One thing I like about py3exiv2 is that it's built on the (C++) exiv2 library which seems well-maintained
I did encounter a problem though when installing it on my system (Ubuntu 16.04). To get it working I first had to install the latest version of libexiv2-dev (sudo apt-get install libexiv2-dev), and only after this install py3exiv2 (sudo -H pip3 install py3exiv2)
Here's how I've used py3exiv2 to write a new tag:
import pyexiv2
metadata = pyexiv2.ImageMetadata("file_name.jpg")
key = "Xmp.xmp.CustomTagKey"
value = "CustomTagValue"
metadata[key] = pyexiv2.XmpTag(key, value)
(There's also a tutorial in the documentation)
For people finding this thread in the future, I would like to share my solution. I put a package up on the Python Package Index (PyPI) called imgtag.
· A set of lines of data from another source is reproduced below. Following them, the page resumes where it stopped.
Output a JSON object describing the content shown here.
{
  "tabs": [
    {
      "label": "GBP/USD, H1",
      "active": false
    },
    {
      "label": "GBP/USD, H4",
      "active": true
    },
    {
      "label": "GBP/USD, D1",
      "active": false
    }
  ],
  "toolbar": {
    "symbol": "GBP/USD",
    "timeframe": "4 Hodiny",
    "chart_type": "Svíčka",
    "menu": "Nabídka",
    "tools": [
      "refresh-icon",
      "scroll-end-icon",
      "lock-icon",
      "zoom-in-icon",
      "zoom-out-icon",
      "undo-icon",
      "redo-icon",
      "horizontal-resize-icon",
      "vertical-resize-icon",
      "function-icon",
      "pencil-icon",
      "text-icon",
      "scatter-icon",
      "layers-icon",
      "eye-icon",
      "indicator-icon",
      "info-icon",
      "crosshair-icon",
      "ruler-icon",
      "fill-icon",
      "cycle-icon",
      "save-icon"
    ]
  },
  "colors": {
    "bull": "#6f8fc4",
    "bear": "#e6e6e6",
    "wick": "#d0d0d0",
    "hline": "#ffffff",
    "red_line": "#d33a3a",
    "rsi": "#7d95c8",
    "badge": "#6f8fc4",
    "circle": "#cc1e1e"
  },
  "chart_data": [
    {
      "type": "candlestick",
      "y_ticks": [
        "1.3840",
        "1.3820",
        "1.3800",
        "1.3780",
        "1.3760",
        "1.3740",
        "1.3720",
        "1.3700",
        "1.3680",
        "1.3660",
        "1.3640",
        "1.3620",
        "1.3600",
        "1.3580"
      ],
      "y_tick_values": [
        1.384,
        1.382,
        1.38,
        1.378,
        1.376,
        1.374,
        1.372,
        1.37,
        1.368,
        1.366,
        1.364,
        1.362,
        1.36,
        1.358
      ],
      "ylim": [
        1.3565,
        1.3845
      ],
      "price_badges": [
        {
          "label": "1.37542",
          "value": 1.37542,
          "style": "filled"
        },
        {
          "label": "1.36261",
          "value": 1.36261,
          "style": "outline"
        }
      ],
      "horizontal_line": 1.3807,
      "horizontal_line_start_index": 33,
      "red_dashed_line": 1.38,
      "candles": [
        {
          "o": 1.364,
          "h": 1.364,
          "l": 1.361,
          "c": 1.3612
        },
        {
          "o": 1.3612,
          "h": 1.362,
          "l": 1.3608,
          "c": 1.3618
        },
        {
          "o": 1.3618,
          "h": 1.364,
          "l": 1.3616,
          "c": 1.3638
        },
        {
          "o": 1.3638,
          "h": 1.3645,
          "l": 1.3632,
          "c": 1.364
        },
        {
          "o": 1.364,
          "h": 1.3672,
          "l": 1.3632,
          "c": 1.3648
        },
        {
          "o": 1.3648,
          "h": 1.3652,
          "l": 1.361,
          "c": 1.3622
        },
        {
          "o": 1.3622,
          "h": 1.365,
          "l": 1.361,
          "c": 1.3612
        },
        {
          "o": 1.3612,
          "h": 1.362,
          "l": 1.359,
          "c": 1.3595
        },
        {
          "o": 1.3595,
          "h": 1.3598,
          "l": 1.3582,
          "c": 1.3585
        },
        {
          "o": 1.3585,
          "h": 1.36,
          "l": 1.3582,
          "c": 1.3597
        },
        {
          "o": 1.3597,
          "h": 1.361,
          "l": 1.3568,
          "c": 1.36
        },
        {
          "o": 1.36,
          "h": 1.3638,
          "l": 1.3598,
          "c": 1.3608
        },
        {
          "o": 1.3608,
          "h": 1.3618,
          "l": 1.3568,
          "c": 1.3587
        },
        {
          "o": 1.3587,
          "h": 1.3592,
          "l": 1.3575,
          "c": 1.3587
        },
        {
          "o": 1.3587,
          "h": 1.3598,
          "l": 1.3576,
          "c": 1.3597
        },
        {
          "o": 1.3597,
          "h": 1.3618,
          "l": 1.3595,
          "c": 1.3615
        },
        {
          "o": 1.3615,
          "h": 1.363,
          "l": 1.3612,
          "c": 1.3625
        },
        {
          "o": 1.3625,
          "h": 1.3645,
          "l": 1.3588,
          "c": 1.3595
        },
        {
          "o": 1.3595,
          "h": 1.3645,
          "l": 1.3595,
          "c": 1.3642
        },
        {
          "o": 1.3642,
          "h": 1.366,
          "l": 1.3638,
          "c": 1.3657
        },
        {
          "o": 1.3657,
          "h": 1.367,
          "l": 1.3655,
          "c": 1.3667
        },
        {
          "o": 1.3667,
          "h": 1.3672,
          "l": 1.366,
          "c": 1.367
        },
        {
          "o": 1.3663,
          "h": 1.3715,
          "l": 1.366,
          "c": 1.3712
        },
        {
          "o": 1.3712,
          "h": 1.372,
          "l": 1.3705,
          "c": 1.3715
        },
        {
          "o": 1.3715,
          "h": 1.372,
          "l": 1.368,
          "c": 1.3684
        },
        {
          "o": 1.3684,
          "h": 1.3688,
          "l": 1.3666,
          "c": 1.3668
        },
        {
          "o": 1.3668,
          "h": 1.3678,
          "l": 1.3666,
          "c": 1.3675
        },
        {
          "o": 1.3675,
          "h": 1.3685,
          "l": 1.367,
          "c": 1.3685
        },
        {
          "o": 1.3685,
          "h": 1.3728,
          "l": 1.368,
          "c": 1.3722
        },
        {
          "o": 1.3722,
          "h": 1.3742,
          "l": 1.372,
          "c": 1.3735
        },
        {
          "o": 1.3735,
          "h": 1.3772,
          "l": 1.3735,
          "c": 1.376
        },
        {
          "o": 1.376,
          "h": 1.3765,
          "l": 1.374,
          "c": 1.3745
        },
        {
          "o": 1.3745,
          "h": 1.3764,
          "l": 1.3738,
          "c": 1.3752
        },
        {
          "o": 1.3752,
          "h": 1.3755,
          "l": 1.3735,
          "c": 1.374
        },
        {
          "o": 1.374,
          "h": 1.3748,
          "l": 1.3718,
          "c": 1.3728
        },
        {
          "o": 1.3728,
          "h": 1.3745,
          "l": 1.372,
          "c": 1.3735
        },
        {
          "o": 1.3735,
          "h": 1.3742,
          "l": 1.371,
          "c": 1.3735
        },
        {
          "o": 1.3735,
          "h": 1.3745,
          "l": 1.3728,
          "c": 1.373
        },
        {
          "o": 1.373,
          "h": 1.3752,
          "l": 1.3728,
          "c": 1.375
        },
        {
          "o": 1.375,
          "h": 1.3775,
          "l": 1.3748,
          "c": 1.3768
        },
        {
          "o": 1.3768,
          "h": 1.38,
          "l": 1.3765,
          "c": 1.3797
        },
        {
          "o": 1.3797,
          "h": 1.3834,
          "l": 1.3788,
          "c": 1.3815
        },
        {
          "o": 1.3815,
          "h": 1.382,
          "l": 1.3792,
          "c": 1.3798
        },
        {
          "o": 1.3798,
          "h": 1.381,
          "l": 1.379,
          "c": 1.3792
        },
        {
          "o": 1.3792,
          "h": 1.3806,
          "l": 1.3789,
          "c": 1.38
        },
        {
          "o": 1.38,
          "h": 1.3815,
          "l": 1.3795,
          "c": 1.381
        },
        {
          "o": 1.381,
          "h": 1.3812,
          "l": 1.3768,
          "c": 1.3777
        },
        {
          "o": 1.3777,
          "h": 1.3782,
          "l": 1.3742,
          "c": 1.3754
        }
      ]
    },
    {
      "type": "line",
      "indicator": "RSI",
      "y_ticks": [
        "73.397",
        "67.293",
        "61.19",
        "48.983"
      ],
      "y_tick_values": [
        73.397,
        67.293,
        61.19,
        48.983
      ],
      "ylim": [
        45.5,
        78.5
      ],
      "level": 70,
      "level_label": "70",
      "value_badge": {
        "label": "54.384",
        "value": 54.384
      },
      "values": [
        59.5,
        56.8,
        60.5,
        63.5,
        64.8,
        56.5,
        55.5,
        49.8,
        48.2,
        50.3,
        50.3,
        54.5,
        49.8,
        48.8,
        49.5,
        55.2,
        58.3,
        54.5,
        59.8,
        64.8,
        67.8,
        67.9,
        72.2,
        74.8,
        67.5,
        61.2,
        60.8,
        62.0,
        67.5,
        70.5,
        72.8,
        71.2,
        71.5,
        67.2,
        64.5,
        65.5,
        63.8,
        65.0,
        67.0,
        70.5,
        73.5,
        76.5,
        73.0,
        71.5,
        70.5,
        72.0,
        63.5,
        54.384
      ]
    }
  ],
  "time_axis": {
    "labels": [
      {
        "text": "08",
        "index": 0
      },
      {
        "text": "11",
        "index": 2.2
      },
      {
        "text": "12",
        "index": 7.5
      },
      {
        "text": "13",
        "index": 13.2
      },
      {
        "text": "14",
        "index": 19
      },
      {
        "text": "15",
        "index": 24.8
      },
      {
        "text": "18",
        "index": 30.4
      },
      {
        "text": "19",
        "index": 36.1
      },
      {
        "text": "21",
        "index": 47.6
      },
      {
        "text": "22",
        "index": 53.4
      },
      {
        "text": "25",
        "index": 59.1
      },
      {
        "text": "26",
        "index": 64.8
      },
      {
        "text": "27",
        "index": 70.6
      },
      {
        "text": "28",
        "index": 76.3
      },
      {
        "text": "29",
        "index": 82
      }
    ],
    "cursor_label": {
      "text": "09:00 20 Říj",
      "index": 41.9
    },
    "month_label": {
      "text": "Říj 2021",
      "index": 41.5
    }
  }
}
It lets you do basic XMP subject field tag editing using python-xmp-toolkit, but abstracts away all of the frustrating nonsense of actually using python-xmp-toolkit into one-line commands.
Install exempi for your platform, then run
python3 -m pip install imgtag
Now you can use it as such:
from imgtag import ImgTag
# Open image for tag editing
test = ImgTag(
filename="test.jpg", # The image file
force_case="lower", # Converts the case of all tags
# Can be `None`, `"lower"`, `"upper"`
# Default: None
strip=True, # Strips whitespace from the ends of all tags
# Default: True
no_duplicates=True # Removes all duplicate tags (case sensitive)
# Default: True
# Print existing tags
print("Current tags:")
for tag in test.get_tags():
print(" Tag:", tag)
# Add tags
test.add_tags(["sleepy", "happy"])
# Remove tags
# Set tags, removing all existing tags
test.set_tags(["dog", "good boy"])
# Save changes and close file
# Re-open for tag editing
# Remove all tags
# Delete the ImgTag object, automatically saving and closing the file
I haven't yet added methods for the other XMP fields like description, date, creator, etc. Maybe someday I will, but if you look at how the existing functions work in the source code, you can probably figure out how to add the method yourself. If you do add more methods, make a pull request please. :)
You can use ImageMagic convert, IIRC there's a Python module to it as well.